I’m going to break my phone slamming the like button for all the amazing posts my friends are making
A bunch of the power tools I’ll need to work with can have the sharp metal saw parts of them literally fucking explode did you know that I didn’t know that that’s going to be a relaxing thought for when I need to utilise them with precision and steadiness
(Though if we’re mutuals and you somehow haven’t been tagged in the ‘post six selfies that make you happy’ thing consider yourself tagged? I’ll like your selfies?? Assuming that’s a thing you’re comfortable with??? (If I like one of your posts and you’re not comfortable with it I’d encourage you to slap me upside the head/notify me, while acknowledging that this would be a failure on my part and not your responsibility/something you should have to deal with.))

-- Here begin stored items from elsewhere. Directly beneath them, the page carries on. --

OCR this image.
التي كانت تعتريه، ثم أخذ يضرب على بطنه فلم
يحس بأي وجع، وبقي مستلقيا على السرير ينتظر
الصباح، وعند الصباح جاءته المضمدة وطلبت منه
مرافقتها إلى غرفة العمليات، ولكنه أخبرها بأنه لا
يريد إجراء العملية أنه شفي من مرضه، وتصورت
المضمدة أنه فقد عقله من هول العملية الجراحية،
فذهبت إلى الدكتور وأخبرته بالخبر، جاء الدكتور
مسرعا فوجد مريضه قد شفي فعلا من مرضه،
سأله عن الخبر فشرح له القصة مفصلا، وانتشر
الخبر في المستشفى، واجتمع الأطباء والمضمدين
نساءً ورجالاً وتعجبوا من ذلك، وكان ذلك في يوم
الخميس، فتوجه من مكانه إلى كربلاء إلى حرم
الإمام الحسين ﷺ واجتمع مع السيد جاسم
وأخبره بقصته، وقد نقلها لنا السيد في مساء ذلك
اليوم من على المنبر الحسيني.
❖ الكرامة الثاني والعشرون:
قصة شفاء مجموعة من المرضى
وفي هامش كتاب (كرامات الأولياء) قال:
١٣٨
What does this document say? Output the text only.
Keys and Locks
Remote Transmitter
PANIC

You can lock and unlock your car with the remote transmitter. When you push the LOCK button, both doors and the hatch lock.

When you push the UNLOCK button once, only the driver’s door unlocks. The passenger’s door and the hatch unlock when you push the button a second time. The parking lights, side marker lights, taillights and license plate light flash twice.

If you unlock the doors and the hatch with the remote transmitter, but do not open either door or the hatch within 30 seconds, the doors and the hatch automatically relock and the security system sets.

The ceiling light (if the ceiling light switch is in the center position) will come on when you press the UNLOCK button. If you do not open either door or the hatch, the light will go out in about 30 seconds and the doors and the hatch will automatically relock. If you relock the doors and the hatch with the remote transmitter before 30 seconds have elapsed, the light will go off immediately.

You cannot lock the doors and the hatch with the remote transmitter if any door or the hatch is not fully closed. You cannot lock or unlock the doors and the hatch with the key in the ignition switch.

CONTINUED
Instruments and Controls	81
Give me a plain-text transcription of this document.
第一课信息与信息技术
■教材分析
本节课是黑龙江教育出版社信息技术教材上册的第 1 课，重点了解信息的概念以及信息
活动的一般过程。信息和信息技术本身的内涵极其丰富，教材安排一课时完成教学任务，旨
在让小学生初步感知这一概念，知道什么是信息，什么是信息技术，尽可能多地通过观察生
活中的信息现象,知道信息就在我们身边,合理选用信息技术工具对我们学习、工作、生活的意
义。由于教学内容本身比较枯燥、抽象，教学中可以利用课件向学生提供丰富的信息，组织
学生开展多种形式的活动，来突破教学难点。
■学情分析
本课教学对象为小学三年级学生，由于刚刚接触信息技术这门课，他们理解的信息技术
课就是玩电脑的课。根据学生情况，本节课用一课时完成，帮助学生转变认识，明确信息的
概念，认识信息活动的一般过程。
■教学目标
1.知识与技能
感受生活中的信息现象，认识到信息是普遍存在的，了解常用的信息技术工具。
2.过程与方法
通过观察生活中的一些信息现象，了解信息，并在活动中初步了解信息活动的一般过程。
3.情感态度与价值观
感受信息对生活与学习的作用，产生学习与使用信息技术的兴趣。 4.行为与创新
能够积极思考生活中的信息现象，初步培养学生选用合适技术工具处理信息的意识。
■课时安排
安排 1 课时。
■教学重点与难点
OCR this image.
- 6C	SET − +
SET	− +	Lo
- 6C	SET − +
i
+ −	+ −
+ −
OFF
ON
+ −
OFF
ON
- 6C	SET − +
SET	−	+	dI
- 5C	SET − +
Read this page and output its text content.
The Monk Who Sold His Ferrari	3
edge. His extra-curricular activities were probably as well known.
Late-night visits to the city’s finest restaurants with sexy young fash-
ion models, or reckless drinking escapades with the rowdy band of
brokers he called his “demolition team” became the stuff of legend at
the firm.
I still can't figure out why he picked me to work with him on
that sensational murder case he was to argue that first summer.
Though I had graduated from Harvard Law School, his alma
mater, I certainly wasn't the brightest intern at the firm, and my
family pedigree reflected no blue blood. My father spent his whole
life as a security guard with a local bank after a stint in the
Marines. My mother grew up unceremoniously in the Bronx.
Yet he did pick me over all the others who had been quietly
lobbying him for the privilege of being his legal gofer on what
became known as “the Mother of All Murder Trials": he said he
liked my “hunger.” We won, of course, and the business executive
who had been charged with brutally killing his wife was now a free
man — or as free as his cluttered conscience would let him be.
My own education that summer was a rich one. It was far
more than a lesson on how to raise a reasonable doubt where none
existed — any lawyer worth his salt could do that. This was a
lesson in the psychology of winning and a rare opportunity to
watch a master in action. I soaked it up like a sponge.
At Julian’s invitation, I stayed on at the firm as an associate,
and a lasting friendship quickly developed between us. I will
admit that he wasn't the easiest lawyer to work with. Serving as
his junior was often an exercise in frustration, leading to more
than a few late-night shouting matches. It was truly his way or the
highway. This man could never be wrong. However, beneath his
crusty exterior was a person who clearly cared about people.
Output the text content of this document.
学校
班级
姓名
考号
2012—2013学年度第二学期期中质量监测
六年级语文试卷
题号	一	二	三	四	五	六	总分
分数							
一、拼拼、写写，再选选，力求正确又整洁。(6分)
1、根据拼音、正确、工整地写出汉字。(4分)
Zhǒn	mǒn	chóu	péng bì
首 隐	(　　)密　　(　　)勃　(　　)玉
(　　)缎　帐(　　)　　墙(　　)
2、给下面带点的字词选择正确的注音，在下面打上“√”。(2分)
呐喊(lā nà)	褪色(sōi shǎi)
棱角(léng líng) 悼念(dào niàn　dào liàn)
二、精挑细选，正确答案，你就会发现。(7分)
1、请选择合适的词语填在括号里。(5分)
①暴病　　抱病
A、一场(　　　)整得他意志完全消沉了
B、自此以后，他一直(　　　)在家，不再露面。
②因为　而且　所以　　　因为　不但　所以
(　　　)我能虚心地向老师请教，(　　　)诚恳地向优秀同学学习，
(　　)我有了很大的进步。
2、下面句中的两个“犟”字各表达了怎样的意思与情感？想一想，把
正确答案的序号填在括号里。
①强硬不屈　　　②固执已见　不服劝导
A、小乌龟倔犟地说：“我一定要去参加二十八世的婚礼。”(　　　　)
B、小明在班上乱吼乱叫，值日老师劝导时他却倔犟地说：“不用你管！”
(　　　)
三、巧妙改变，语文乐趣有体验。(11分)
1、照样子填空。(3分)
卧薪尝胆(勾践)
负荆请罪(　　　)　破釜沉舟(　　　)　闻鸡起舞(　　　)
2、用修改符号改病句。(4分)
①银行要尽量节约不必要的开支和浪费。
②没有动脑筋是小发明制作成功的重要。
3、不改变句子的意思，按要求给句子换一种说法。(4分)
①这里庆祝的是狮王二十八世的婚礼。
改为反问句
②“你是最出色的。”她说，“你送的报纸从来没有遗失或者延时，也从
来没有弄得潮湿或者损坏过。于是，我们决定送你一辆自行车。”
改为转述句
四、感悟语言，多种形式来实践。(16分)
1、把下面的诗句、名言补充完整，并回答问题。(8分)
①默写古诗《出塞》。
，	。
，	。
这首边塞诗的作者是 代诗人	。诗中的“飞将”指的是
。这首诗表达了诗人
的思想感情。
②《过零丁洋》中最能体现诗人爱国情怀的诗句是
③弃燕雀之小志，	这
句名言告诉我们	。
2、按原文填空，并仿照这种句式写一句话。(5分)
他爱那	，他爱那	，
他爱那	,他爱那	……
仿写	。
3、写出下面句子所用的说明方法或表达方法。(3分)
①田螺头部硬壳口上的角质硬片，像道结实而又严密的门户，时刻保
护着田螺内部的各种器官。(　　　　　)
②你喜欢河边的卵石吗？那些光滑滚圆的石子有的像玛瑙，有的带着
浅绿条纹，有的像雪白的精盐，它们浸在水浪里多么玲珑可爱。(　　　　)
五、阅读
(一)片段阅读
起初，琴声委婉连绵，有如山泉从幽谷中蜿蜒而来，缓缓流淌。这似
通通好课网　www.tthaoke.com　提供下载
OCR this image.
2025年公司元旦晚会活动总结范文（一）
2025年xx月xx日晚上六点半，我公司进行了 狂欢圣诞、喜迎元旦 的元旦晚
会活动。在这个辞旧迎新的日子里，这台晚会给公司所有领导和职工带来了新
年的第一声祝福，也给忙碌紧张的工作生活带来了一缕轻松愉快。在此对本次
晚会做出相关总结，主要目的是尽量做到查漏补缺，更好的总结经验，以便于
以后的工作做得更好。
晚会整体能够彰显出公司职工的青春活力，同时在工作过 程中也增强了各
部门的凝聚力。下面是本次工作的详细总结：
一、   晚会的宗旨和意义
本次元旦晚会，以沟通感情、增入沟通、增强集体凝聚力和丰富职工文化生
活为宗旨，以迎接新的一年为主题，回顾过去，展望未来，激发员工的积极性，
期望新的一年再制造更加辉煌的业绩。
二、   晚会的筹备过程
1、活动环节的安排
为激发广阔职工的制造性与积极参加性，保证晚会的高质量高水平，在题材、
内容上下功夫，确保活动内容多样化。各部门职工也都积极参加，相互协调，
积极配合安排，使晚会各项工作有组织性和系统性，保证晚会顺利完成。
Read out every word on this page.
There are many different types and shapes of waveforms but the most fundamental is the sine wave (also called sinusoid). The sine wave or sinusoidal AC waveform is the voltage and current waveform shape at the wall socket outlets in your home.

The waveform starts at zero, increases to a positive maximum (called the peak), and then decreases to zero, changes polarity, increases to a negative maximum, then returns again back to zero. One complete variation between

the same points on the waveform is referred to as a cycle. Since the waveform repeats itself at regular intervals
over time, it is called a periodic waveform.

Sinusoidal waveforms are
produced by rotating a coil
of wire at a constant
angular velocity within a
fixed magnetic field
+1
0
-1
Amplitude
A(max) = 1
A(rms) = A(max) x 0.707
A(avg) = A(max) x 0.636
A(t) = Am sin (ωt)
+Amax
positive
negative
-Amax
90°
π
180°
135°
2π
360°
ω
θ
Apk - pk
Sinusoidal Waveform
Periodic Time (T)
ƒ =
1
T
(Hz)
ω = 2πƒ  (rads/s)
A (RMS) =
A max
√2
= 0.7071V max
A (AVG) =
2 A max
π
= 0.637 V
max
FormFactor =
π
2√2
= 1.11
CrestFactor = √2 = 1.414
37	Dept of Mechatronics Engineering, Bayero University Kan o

I got tagged in the ‘six selfies that make you happy’ thing and was thinking about how I’d do that while maintaining my wanky half-anonymity. I came up with stuff like doing a selfie with a hood all the way up, completely under a blanket, into a near opaquely clouded mirror, using really blurry/far-off pictures of me, etc. but instead I’m learning about how to use angle grinders otherwise one of my subjects won’t let me do my assignments. I definitely thought I had an extra week of break and oh god oh god oh god
Anonymous said: aburningforgetfulness
What is this I’m so confused????
dermisphere said: haha so i shouldnt tell you what it is? you are interesting. where are you from/
I guess not if you don’t wanna?? I’m from Melbourne/Australia as noted in my little blurb thing down the bottom of my theme???